The results of the study of the antimicrobial activity of the fabrics using the AATCC 100 method toward S. aureus NCTC 3578 and E. coli ATCC 10148 are given in Table 5. The study revealed the cidal effect of this dye against these bacteria. The results showed that the dyed wool and cotton fabrics had the ability to kill about 50% of the cells of S. aureus and E. coli within 24 h of contact time; the activity of the dyed silk samples was lower against S. aureus. These data prove that the antibacterial activity of the colorant could be transferred to the fabrics. The lower efficacy on the dyed silk and cotton was because of the lower concentration of the colorant on these fabrics caused by less dye uptake.

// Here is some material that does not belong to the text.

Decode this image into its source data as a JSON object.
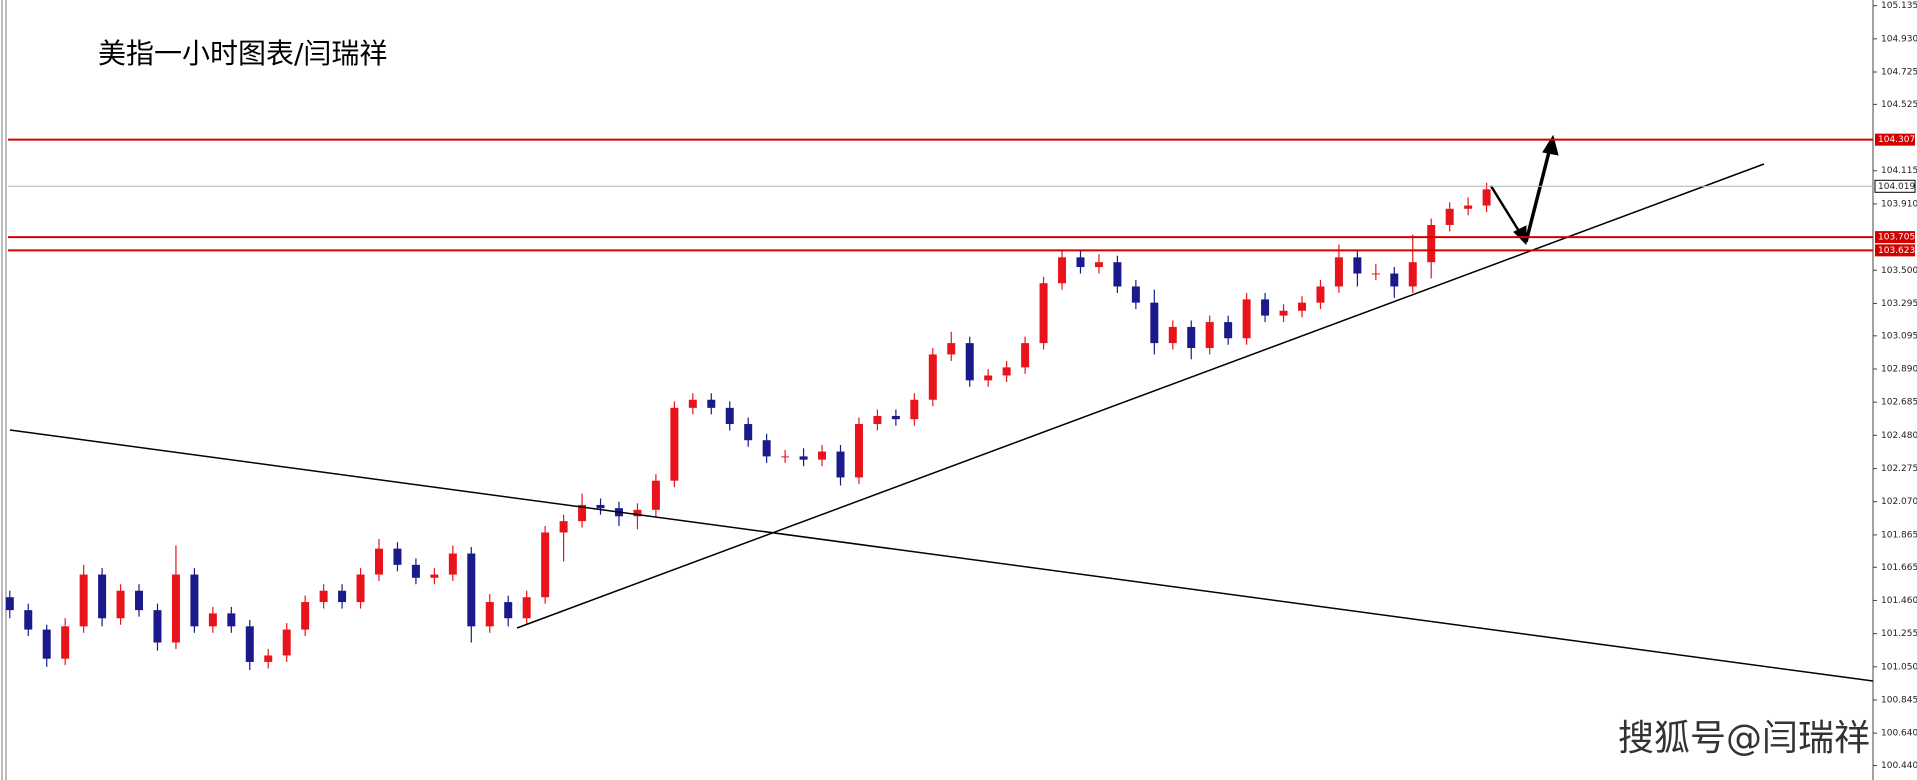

Table 5 Antimicrobial property of the dyed fabric (in% reduction of growth)

Conclusion

Though the pigment produced by S. marcescens is well known, the newly characterized strain S. sakuensis’s ability to produce pigment within the class of prodiginies is ill defined. We report the production of a prodigiosin-like pigment by this isolate that, though showing properties similar to prodigiosin with respect to the presence of functional groups and pH stability, has a mass very different from that reported so far to the best of our knowledge. Further characterization to elucidate its structure needs to be undertaken. The variance may confer on it properties that can make it a promising candidate for textile dyeing.